Apple on Nov. 9 restricted the use of AirDrop in China, a key communications tool reportedly used by China’s protestors against “zero-COVID” lockdowns, according to business news outlet Quartz.
Public protests erupted in cities throughout China in late November in response to the Chinese Communist Party’s (CCP) “zero- COVID” lockdown guidelines, the Associated Press reported (AP). It was the most prominent expression of public dissent in decades, according to the outlet.
Past protests against the Chinese government have used Apple’s AirDrop feature to communicate without strict censorship, because the tool enables phones to connect directly, according to Quartz. Apple’s website touts AirDrop as a tool for sharing photos, documents and other files with nearby Apple devices.
The feature has enabled protestors in Hong Kong and on China’s college campuses to coordinate with each other and spread messages to tourists and other protestors, Quartz reported in a Sunday article. AirDrop had been a crack in China’s “Great Firewall” apparatus of information control online, the most sophisticated of its kind, according to Stanford researchers. (RELATED: Navy Rejects China’s Condemnation Of US Navigation Exercise Near Disputed Territory)
When Apple released an updated version of its operating system earlier in November, AirDrop file sharing was restricted to 10 minutes, Bloomberg reported. The restriction was applied to iPhones selling in mainland China, according to Quartz. Apple purportedly plans to make the change a global standard in 2023.
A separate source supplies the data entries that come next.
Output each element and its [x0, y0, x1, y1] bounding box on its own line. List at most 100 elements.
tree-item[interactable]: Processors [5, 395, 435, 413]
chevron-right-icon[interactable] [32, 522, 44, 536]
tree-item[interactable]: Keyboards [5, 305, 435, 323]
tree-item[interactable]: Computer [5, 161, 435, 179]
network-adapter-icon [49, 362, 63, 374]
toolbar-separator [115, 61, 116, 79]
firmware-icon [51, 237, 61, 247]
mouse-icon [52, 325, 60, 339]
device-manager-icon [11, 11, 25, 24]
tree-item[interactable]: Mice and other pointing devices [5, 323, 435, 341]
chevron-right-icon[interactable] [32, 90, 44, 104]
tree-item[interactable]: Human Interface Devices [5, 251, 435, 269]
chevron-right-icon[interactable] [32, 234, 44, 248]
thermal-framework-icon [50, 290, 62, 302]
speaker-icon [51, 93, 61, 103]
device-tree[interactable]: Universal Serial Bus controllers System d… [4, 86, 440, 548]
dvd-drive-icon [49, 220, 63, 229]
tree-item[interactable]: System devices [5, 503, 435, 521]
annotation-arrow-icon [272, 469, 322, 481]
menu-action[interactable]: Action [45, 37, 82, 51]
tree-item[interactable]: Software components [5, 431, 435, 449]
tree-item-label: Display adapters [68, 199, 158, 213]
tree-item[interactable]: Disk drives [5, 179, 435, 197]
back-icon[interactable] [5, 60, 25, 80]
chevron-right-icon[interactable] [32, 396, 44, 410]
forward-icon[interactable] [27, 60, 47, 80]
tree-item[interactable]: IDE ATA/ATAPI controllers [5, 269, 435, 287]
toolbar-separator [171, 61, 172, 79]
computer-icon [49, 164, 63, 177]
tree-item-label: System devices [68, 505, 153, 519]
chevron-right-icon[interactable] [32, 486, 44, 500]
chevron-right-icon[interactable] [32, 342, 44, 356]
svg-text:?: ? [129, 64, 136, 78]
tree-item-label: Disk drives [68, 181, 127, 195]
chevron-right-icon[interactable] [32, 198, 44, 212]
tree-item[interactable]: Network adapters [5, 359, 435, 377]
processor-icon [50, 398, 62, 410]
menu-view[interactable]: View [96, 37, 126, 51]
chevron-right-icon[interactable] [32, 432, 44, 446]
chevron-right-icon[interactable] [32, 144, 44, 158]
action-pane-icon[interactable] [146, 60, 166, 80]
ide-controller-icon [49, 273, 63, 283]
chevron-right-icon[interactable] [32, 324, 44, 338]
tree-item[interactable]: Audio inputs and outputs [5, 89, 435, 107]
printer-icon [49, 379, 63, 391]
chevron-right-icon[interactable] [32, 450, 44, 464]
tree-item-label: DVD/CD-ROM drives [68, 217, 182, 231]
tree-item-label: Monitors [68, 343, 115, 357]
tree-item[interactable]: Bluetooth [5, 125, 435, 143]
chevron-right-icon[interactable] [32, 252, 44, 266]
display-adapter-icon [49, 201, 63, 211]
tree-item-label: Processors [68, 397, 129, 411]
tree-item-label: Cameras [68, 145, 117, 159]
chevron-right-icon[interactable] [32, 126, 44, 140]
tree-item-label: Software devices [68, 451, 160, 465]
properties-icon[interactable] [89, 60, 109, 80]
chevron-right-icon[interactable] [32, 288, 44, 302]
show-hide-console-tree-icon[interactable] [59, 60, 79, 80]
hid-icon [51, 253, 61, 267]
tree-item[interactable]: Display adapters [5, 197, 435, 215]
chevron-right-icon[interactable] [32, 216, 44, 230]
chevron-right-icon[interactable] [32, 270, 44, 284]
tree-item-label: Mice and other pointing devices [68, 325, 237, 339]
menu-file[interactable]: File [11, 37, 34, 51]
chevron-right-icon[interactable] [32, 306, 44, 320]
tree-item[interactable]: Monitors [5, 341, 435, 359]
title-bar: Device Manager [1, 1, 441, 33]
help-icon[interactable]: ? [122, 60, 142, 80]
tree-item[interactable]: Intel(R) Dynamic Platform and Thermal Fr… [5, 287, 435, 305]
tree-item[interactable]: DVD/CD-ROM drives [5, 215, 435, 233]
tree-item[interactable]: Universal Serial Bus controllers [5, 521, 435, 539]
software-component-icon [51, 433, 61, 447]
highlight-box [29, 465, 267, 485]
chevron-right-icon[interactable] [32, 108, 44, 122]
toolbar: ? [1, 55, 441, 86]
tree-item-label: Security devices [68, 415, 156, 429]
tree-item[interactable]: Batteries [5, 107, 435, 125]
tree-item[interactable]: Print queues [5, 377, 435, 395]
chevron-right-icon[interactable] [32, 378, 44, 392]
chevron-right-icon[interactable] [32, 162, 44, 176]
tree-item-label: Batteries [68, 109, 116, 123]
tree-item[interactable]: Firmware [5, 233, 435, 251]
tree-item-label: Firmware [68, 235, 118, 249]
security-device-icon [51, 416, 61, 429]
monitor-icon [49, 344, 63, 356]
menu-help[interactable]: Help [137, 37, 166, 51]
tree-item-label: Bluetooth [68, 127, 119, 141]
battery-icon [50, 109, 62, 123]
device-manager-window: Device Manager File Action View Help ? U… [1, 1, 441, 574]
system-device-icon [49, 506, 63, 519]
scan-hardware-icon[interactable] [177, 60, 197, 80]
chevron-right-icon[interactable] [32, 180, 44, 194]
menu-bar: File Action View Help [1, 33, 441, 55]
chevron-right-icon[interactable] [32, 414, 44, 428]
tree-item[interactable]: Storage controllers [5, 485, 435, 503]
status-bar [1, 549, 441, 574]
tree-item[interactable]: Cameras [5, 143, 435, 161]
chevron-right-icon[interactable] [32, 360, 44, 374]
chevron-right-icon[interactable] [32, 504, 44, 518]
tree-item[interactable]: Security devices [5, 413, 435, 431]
Important context for the rare public protests in China: Apple hobbled AirDrop, a crucial tool for spreading dissent, on iPhones sold in mainland China just two weeks ago. https://t.co/D2pxV1lB7c
— Zach Seward (@zseward) November 27, 2022
The Apple update came shortly after Xi Jinping secured a third term as CCP leader, which was reportedly met with smaller protests at the time. November’s protests began after a residential fire in the city of Urumqi killed at least 10 people, in part due to a delayed response from firefighters caused by lockdown barricades, the South China Morning Post (SCMP) reported Friday.
Widely circulated clips show fire engines unable to gain access to the residential area, as firefighters took four hours to put out the blaze, according to SCMP. State media claimed the area was a “low-risk” location where residents could go outside, but some online users pointed to health code guidelines showing it was a high-risk area, according to the outlet.
Nov 23, a fire broke out in Urumqi’s Jixiang Yuan district. Because of the #covid #lockdown, fire truck couldn’t get closer & people were locked inside & couldn’t escape. #CCP says 10 killed, but it is widely believed that death toll is over 20. That’s 1 reason for today’s riots. pic.twitter.com/Fdt3sQPC8T
— Jennifer Zeng 曾錚 (@jenniferzeng97) November 25, 2022
Urumqi is the regional capital of Xinjiang and has been on lockdown since Aug. 10. Some Chinese cities such as Beijing have slightly eased COVID rules and warned essential exits are not to be blocked off in response to widespread protests following the fire, SCMP reported.
Hundreds of workers recently protested at the world’s largest iPhone factory located in Zhengzhou, China, the BBC reported Nov. 23. The factory is run by manufacturing giant Foxconn, and the company claimed in a statement that workers were concerned about pay, the outlet continued. Zhengzhou announced Tuesday it will be lifting its lockdown and replacing it with other COVID measures, Bloomberg reported.
Apple did not immediately respond to the Daily Caller’s request for comment.